De fato, foi um grande avanço literalmente a fórceps, mas ainda há muito o que se conquistar. Os primeiros passos para a profissionalização do futebol feminino aconteceram em 2015, pelo time do Santos, mas apenas algumas jogadoras do elenco tiveram a sua carteira assinada, sendo a sua maioria trabalhando por contrato, o que acontece até hoje com a grande maioria dos clubes. Isso faz com que a atleta jogue apenas na temporada, passando o tempo off sem nenhum vínculo ou treinamento.
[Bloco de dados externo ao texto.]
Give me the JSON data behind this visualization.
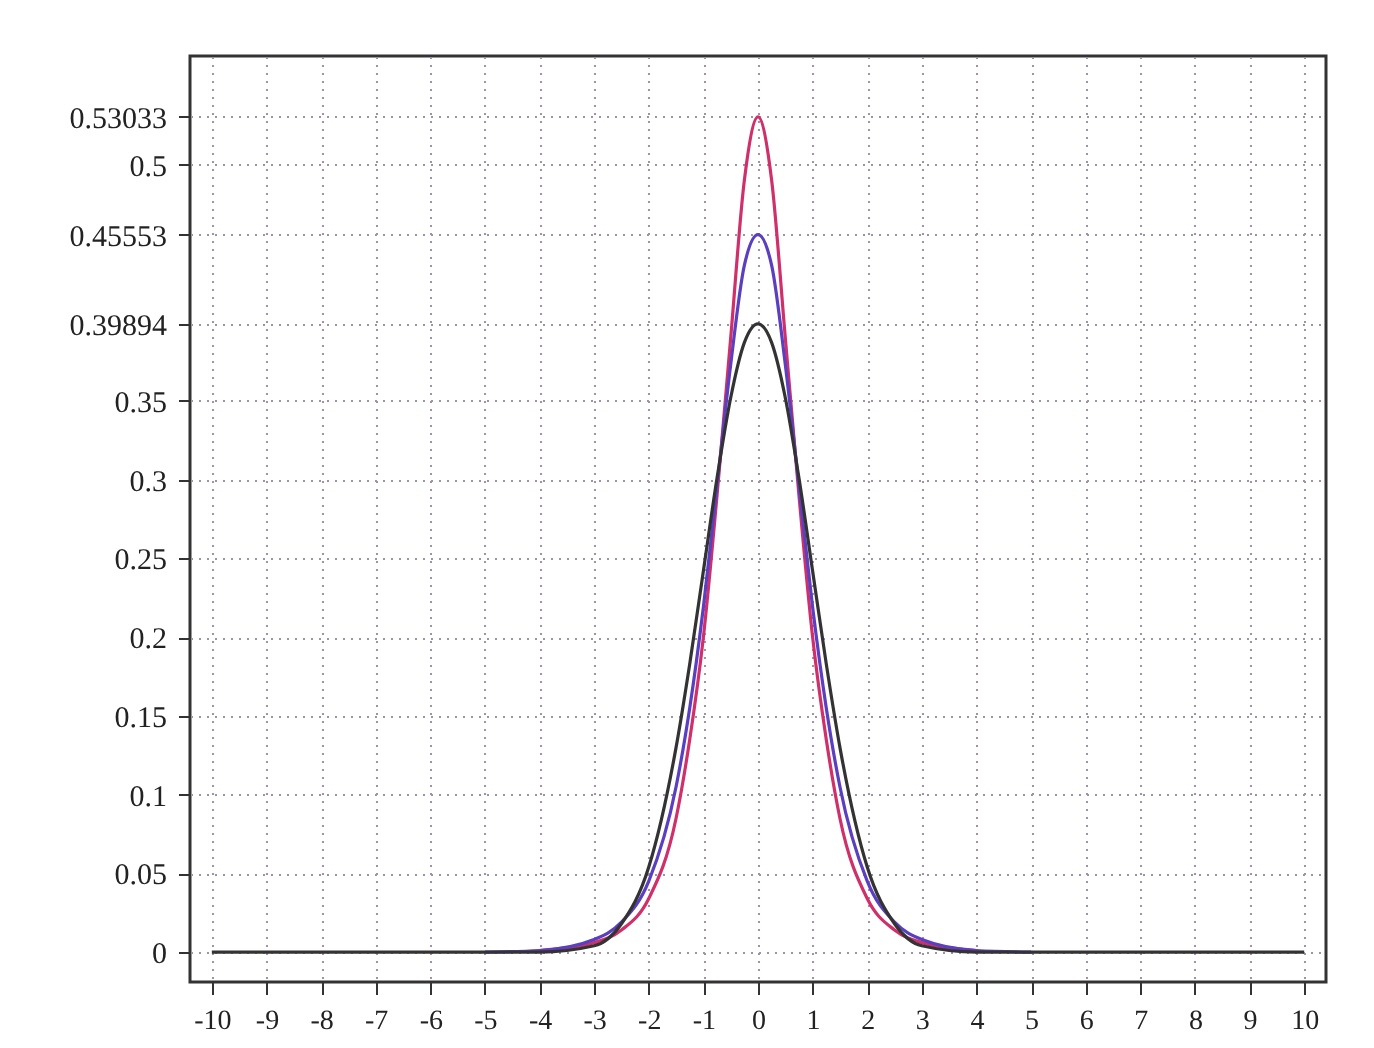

Em 2020, o Corinthians profissionalizou todo o elenco, e fez com que o investimento no time feminino mais que dobrasse, com todos os pagamentos que o regime CLT pede. A profissionalização do futebol masculino no país, no entanto, data da década de 1930, mais de 80 anos antes.

É claro que os salários tem uma grande diferença, e assim vai continuar, até os patrocínios chegarem cada vez mais. Para isso, é preciso continuar com a mudança de cultura que domina o Brasil, onde as famílias veem nos meninos dos campos de várzea um investimento no futuro, e colocam as meninas como responsáveis pelo lar. Cultura significa todo aquele complexo que inclui o conhecimento, a arte, as crenças, a lei, a moral, os costumes e todos os hábitos e aptidões adquiridos pelo ser humano.

A Copa Mundo Feminina na França, em 2019, nos mostrou que o futebol feminino pode sim ser lucrativo para as marcas, reforça a mensagem de apoiadores da igualdade de gênero e conquista um público que é a maioria do mundo, já que as mulheres representam 51% da população mundial. Mas esse investimento não pode ser apenas em épocas de grandes eventos, e a continuidade do patrocínio ajuda a garantir o treinamento e condicionamento físico fora das temporadas.

Há algumas semanas, outro marco histórico: o primeiro patrocinador EXCLUSIVO da Seleção Feminina. Claro que agrega muito para a imagem da empresa, que viu os seguidores nas redes sociais aumentarem após o anúncio da parceria.

É preciso imprensa, é preciso marcas, é preciso um clube que primeiro invista para depois receber os frutos. É necessário olhar para o futebol feminino. Existe uma lacuna de, no mínimo, 40 anos entre homens e mulheres que jogam futebol, e essa disparidade caminha a passos curtos e lentos em direção a igualdade. O futebol feminino não merece mais sobre viver. Merece correr, em velocidade máxima, em direção ao gol, aos espetáculos e a glória, com a garra e a emoção que só é possível ver quando entra em campo, junto com as jogadoras, uma história de luta, lágrimas e resistência.